CAMBRIDGE, Mass. — His team’s quarterfinal sweep of Vermont complete and its trip to Albany assured, Mark Mazzoleni was satisfied.
“I thought we were outstanding tonight,” said the Harvard coach after watching his team defeat UVM, 5-1, before 1,517 at Bright Hockey Center on Saturday night to sweep the Catamounts and advance to the ECAC semifinals for the third straight season. “I thought we played a complete 60 minutes. We played hard, disciplined hockey, and we moved the puck exceptionally well. I thought we were the deserving victors.”
Mazzoleni’s postgame remarks had a much different tone than those after Game 1, when he was “very disappointed” by the 12 penalties his team took.
“Oh, we had a talking-to, believe me,” he said. “But I thought our guys responded extremely well. We executed everything we had to do tonight.”
Harvard (21-8-2) has won nine of its last 10 ECAC tournament games and five straight against the Catamounts. With the Brown-Yale and Colgate-Dartmouth series tied at one game each, the Crimson must wait until Sunday night to learn its semifinal opponent.

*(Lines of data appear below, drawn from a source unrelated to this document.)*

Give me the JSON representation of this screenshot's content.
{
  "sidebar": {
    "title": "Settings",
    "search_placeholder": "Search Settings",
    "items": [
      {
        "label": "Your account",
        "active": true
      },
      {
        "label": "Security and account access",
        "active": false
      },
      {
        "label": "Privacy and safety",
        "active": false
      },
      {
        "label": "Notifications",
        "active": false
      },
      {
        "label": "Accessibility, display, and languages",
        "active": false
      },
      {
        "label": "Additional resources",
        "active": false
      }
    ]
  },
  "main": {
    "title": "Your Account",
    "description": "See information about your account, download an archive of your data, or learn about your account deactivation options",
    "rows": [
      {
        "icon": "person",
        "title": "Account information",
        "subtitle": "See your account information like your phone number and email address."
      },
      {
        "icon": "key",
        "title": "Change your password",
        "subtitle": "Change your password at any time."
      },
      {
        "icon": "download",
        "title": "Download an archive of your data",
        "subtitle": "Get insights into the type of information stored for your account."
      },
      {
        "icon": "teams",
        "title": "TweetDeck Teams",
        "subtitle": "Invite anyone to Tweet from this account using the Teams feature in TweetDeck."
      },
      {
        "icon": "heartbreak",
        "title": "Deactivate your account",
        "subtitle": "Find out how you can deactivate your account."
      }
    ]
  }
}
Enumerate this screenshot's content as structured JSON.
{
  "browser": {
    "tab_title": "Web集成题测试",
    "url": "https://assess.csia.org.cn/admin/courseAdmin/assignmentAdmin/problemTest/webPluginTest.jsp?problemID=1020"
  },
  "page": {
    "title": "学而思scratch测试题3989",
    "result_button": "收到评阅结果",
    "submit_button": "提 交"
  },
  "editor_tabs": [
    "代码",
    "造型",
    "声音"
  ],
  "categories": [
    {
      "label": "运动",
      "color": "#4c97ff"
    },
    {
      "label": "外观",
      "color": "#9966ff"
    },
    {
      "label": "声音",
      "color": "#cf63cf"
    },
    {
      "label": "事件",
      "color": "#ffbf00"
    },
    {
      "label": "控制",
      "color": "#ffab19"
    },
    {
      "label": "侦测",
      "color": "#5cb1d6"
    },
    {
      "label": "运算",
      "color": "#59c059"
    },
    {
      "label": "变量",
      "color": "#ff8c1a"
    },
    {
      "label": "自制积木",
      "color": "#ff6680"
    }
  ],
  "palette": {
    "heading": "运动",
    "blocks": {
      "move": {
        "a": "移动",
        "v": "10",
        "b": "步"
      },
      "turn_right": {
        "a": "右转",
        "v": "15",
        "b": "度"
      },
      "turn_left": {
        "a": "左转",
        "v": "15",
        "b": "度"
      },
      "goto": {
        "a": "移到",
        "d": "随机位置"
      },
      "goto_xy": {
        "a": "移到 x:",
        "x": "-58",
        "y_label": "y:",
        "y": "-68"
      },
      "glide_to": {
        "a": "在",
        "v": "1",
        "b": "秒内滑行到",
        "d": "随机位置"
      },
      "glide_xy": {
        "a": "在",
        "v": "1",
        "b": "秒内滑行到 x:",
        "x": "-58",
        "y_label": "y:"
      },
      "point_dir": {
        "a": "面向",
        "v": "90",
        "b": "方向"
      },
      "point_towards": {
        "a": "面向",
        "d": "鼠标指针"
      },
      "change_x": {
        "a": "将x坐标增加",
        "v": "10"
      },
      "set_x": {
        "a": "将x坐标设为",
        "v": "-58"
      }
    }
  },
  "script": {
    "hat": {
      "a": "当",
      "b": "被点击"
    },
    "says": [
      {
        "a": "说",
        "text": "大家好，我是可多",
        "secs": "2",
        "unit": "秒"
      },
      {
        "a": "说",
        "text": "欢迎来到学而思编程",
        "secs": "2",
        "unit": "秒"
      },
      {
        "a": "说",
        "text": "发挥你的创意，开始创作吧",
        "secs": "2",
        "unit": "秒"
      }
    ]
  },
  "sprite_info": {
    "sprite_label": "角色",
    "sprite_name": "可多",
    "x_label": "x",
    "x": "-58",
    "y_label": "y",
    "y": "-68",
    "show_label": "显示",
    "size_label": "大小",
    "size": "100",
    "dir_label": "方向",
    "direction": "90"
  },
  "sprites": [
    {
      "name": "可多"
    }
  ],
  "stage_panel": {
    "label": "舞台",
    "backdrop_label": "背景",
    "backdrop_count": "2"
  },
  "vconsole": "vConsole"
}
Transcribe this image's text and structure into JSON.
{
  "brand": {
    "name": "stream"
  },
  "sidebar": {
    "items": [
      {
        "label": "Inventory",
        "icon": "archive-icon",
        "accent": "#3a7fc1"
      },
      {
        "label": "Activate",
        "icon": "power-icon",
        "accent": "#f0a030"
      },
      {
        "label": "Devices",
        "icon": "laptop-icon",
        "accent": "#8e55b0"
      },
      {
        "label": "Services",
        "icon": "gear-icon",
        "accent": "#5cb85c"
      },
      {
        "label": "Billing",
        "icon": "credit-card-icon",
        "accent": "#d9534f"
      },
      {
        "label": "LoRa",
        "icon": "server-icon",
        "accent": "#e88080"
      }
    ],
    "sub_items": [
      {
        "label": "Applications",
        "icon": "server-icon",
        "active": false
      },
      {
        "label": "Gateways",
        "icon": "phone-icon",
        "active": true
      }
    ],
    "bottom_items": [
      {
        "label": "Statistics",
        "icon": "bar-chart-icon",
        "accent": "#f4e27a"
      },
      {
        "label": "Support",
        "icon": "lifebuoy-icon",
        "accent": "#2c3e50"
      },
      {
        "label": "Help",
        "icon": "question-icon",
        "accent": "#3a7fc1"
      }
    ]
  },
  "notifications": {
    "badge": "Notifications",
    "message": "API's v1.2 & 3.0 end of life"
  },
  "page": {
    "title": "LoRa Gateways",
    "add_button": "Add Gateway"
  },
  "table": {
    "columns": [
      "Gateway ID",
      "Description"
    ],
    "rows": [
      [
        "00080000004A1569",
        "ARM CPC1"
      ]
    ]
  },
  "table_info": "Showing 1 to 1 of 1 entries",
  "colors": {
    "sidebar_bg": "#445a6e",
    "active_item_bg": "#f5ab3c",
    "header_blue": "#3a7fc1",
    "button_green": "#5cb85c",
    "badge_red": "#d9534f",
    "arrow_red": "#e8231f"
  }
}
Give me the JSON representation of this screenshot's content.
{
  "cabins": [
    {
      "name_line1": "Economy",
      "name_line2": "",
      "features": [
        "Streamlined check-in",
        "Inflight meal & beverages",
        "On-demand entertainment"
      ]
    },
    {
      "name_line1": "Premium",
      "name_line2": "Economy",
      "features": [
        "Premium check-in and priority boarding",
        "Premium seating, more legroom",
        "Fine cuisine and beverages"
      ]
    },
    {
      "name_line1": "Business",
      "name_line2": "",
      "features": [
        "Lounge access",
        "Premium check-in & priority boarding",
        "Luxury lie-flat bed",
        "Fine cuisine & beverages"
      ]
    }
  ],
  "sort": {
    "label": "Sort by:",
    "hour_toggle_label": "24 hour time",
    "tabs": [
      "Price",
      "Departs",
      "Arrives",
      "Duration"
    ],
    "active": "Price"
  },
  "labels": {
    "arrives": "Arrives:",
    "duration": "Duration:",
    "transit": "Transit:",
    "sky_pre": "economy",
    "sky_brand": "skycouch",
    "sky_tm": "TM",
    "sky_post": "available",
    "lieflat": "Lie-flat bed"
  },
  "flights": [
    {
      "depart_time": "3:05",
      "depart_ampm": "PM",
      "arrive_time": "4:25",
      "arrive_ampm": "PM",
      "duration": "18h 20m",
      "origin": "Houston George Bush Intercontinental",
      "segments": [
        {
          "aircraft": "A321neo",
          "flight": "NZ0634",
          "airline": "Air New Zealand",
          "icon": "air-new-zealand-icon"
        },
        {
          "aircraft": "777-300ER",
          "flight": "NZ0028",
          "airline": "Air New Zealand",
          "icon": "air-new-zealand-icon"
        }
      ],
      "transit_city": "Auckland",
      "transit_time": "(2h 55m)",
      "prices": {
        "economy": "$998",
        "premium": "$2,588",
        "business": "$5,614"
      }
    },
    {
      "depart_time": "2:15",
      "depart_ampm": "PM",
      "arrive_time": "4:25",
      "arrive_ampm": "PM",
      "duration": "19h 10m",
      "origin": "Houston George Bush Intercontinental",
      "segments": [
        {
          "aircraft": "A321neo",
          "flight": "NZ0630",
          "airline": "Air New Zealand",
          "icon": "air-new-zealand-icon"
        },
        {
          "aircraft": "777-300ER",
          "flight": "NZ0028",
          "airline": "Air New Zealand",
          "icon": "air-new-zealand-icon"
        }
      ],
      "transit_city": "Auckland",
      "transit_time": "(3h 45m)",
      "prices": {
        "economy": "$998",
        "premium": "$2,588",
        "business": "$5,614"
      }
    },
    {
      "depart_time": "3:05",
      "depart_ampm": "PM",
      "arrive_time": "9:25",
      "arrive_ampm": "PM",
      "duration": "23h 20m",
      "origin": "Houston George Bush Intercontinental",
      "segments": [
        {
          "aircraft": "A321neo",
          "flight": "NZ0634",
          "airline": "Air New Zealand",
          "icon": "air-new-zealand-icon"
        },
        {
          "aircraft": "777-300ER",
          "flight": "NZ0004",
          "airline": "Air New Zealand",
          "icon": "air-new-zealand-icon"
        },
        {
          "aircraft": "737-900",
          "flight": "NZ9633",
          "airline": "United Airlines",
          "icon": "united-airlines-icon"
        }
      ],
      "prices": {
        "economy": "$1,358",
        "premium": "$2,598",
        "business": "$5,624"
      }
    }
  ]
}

Vermont finished 13-20-3, a 10-win improvement over last season.
“We tripled our wins this year, and if we can do that again next year, we’ll be in great shape,” said UVM coach Mike Gilligan. “This year we had some big-time wins, and a good tie with BU. And our sweep up at Clarkson [in the first round] really set a good tone for the future.
“I’m going to miss our seniors — they’re a great group of men, both on and off the ice — but we have a lot of young kids and a lot to look forward to.”
Gilligan said after Game 1 that his team couldn’t afford to take early penalties, and that against Harvard’s power play — second-best in the ECAC — early penalties meant early deficits.
“That was the message all week, to stay out of the box,” said Gilligan, whose team allowed five power-play goals in the series. “And we didn’t do it.”
Just like Friday, Harvard took a 1-0 lead in Game 2 on an early power-play goal, this one a slapper from the point by Noah Welch at 2:12 only 13 seconds after Jamie Sifers went in for slashing.
Harvard didn’t need an extra man to go up 2-0 about five minutes later. Working in the left-wing corner, Crimson captain Dominic Moore bumped Gerard Miller off the puck, gained possession in the corner, and zipped it to the top of the circle, where Charlie Johnson was waiting. Johnson took aim and squeezed his third goal of the season between UVM goaltender Shawn Conschafter and the short-side post, extending his point-scoring streak to four games.
“I tell you, Charlie Johnson is going to be one heckuva player,” said Moore, who was first star with four points. “You know you’ve got a special player on your hands when he’s as smart as Charlie. He’s very skilled and very quick.”
The Crimson’s fourth line gave it a three-goal lead with 8:22 left in the first, as Aaron Kim fed Rob Fried on a 2-on-2 for Fried’s third goal of the season.
“Everyone stepped up this weekend,” said Mazzoleni, who was without wingers Brendan Bernakevitch (hip) and Tyler Kolarik (shoulder) on Saturday. “Guys that you don’t usually see on the scoresheet: Fried, [Dennis] Packard, Johnson. We had great balance.”
Vermont cut Harvard’s lead to 3-1 on a great individual effort by Jeff Miles, who stickhandled through Moore and Kenny Turano to beat Dov Grumet-Morris five-hole with 9:01 to go in the second period.
But unlike Friday night, when the Cats got within one in the third period, Harvard didn’t give UVM a sniff of the lead. Less than a minute after Miles’ goal, Moore sent a pristine pass from the top of the right-wing circle to Brett Nowak on the doorstep. Conschafter didn’t have a chance. Harvard led 4-1.
The only goal in the third belonged to Moore, who beat Conschafter from the top of the right circle on the power play.
Conschafter, who finished with 37 saves in his final collegiate game, went off to a standing ovation from the UVM contingent with 7:07 remaining. Travis Russell (two saves) finished the game in net.
“I thought he played well this weekend, and I just wanted to get him out of the traffic,” Gilligan said of his decision to take Conschafter out of the game. “They had him hemmed in pretty good, so I wanted to get him a breather.”
Grumet-Morris turned in another workmanlike effort on the other end, stopping 22 of 23 shots in Game 2 and 54 of 57 during the series.
“I thought he was exceptional,” Mazzoleni said of Grumet-Morris, who is second in the nation in save percentage. “That’s the way he was in the playoffs last year, too. He’s been a real steady influence for us. He’s one of the keys to this team.”
Mazzoleni replaced Grumet-Morris with senior Ben Weiss with 2:06 to play, then sent his three senior skaters — Moore, Nowak, and Kim — out for one final shift at Bright.
“That felt great,” Nowak said. “I really love the guys I’m playing with. But we have a lot ahead, too.
“We have more important things to think about than our last home game.”